The Two Types of False Positives

During the static analysis, the analyzed program is never executed. Therefore, the analysis engine needs to model potential program behavior during execution. This includes modeling the call stack, branch conditions and execution environments (hereafter context). The engine has to make (frequently conservative) assumptions about the path the data actually takes.

For instance, a data-flow engine needs to decide which concrete method implementation an interface invocation resolves to at runtime, the analysis needs to argue which branch will be executed and the analysis needs to reason about code locations that are at all reachable given the execution environment.

All those assumptions are encoded into the engine and lead to different types of false positives. However, we argue, there are two types of false positives: technical and contextual ones.

Technical False Positives

Technical false positives are inherited from properties of the underlying data-flow engine. Typical examples are context-sensitive, flow-sensitive, and field-sensitive analyses.

Context-sensitive analyses model the call stack, [flow-sensitive analyses](flow-sensitive analyses) model the order of control-flow and field-sensitive analyses statically model the object-oriented programming style: objects referencing other objects using (im)mutable fields or class members.

Modern analysis engines, at least state-of-the-art research tools, address and handle all those details and are mostly false positive free - at least from a technical perspective.

Contextual False Positives

However, if you speak to developers and security analysts about SAST tools, you will frequently hear them say something along the lines of:

It is not possible to perform a SQL injection attack at this code location. The method will only be executed from within our own infrastructure. An attacker cannot execute this part of the program.

This command injection is a false positive. The injection is only possible if the DEBUG_MODE flag is set. In our production environment, we do not set the environment variable DEBUG_MODE and the code is never executed.

For most SAST users, none of the above mentioned technical false positives (originating from context-sensitive, flow-sensitive, field-sensitive) come directly to mind when speaking about false positives. The two false positives mentioned in the quotes above also have one thing in common: the developer and analyst know more than the data-flow engine can derive from the pure software’s source code.

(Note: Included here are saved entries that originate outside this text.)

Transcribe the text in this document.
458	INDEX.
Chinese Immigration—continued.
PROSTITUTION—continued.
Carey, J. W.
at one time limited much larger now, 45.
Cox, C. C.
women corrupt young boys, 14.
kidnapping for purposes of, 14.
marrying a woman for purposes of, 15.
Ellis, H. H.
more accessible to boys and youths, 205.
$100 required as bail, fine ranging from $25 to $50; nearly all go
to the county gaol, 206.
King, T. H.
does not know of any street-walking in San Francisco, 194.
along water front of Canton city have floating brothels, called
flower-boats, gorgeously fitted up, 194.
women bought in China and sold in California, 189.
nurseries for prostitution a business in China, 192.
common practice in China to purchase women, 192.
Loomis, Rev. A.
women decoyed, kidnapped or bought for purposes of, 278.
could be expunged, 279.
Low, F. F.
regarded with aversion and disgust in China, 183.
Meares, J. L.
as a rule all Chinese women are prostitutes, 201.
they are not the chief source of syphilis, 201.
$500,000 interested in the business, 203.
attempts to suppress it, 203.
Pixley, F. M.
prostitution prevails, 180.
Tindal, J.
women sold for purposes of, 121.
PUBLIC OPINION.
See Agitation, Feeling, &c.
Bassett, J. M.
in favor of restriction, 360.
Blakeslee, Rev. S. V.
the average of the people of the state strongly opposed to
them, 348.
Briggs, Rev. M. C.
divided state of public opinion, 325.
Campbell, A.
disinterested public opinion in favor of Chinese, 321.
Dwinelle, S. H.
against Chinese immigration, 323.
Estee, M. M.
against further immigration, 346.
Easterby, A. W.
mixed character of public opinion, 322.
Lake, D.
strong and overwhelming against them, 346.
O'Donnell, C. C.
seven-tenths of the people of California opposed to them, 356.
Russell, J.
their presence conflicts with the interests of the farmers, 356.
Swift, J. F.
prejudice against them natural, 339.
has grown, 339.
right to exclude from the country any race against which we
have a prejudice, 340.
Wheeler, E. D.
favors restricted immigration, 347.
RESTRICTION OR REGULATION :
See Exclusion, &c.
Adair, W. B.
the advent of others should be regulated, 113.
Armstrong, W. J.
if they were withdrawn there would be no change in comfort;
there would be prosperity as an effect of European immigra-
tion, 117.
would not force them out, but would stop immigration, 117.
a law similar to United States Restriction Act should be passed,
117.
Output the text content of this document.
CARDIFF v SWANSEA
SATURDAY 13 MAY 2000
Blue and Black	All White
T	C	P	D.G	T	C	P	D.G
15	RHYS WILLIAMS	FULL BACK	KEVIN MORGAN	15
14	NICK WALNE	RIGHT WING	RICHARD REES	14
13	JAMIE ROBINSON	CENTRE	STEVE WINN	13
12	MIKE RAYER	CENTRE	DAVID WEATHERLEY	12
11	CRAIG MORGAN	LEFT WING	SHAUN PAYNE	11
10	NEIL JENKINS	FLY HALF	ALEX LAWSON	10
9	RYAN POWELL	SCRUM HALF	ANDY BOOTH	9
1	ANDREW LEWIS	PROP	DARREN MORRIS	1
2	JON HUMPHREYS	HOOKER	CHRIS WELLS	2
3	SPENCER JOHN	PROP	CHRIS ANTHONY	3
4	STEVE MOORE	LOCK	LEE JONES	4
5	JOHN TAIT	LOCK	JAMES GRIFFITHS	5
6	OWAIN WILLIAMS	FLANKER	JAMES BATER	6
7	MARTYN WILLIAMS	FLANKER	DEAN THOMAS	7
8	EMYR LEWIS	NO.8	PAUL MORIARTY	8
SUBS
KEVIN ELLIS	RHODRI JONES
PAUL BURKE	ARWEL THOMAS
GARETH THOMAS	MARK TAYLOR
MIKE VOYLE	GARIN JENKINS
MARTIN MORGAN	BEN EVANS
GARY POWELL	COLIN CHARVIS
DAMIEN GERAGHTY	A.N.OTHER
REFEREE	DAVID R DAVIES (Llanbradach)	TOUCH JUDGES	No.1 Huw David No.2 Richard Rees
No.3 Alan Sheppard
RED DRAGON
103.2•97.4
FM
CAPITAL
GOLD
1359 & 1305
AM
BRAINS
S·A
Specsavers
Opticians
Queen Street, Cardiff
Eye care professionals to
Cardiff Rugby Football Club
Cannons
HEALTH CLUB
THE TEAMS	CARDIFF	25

A challenge that a next-generation SAST tool needs to cope with.

Contextual False Negatives

While the world speaks about SAST solution’s false positives, SAST is also prone to false negatives. However, false negatives are invisible to the user. No one but the attacker - and your CISO, if they notice the attack - cares.

A vulnerability which many SAST solutions fail to detect is a vulnerability that involves several components, for instance, a database. SAST solutions fall short on modeling data being stored in one cell of the database and being loaded at a different location within the program. If the database flow is part of a potential security vulnerability, the SAST tool will either miss the critical data-flow and not report the vulnerability, or alternatively, the tool will need to heavily over-approximate and mark every cell of the database as potentially manipulated.

Analyzing data-flows across several components is an even bigger issue in today’s micro-service cloud architectures, where functionality is split among multiple separate services. Due to the missing context, legacy SAST tools are no longer able to properly model data-flow between those services and, again, are prone to either miss some vulnerabilities or over-approximate heavily.

CodeShield’s data-flow modeling feature aims to overcome this exact shortcoming of legacy SAST tools.